Les secteurs industriels seront soumis à rude épreuve en France en 2013
Entrée en récession au premier trimestre 2013, l’économie française «reste sous la pression des multiples contraintes qui l’affectent», relève le Crédit Agricole-LCL dans ses dernières perspectives économiques et sectorielles. Parmi les facteurs négatifs pesant sur l’activité, les économistes de la banque citent la faiblesse du climat des affaires et des débouchés européens, la hausse du chômage ou l’ajustement des finances publiques. Mais ces éléments seront en partie compensés par des spécificités françaises «qui constituent des forces de rappel dans le contexte actuel».
C’est notamment le cas des revenus des ménages, relativement inertes en raison du niveau élevé des prestations sociales et d’un ajustement limité des salaires, ce dernier élément jouant néanmoins en défaveur des entreprises. En tenant compte de la légère érosion du taux d’épargne attendue cette année (à 15,4% contre 15,6% l’an dernier), la consommation privée devrait limiter son repli à 0,1% en 2013. En se référant à la dernière enquête trimestrielle de la Banque de France, ces économistes notent également que contrairement aux pays d’Europe du Sud, la demande de crédit bancaire des PME et des ETI semble globalement satisfaite. Au total, ils tablent sur un recul de 0,1% du PIB français en moyenne annuelle pour 2013, (contre -0,7% dans la zone euro).

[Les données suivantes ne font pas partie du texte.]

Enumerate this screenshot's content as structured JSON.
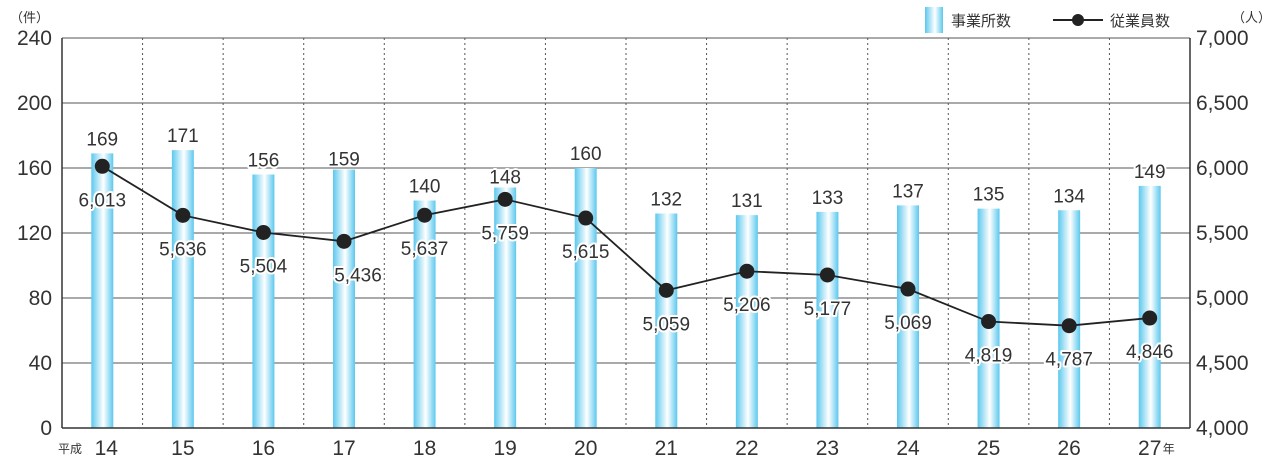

Mais avec une progression de l’activité de 0,9% prévue l’an prochain, la France semble en contrepartie «moins apte à profiter du modeste rebond anticipé de l’économie européenne en 2014», qui devrait être de 1%. La raison principale tient au déficit structurel de compétitivité des entreprises françaises, qui tire à la baisse leur niveau de rentabilité. En plus du rôle important assigné au CICE (crédit d’impôt pour la compétitivité et l’emploi), les économistes de Crédit Agricole-LCL estiment indispensable de réformer le marché du travail par l’adoption d’un mécanisme de «flexi-sécurité». Cette évolution «facilitera l’ajustement des entreprises en cas de retournement conjoncturel et limitera ainsi la destruction d’emplois, permettant un meilleur rebond post-crise».
En attendant ce cercle vertueux, le panorama des 32 secteurs analysés sur une base semestrielle témoigne de leur difficulté à faire croître leur production, puisque seulement huit d’entre eux devraient y parvenir modestement cette année. Par rapport aux prévisions de janvier, on constate peu de changements dans le haut du palmarès où figurent toujours les engrais et la construction aéronautique. La seule révision notable concerne la phytopharmacie dont l’activité serait stimulée par «l’évolution favorable des marchés export», conduisant à une croissance de la production de 2% en volume.
Les autres segments du secteur chimique seront de leur côté davantage affectés qu’initialement prévu par la morosité de la demande. C’est également le cas de certains biens intermédiaires comme l’industrie du verre ou la plasturgie, qui devraient enregistrer un recul de 4% de leur production. Si l’activité du verre creux pâtira de la baisse de la demande des producteurs de boissons, le verre plat et la transformation des plastiques souffriront des difficultés persistantes des filières du BTP et de l’automobile. Il est donc logique de retrouver les constructeurs de voitures particulières et les équipementiers automobiles dans les dernières places du classement, avec une chute attendue de 14% et 8,8% de leur production respective.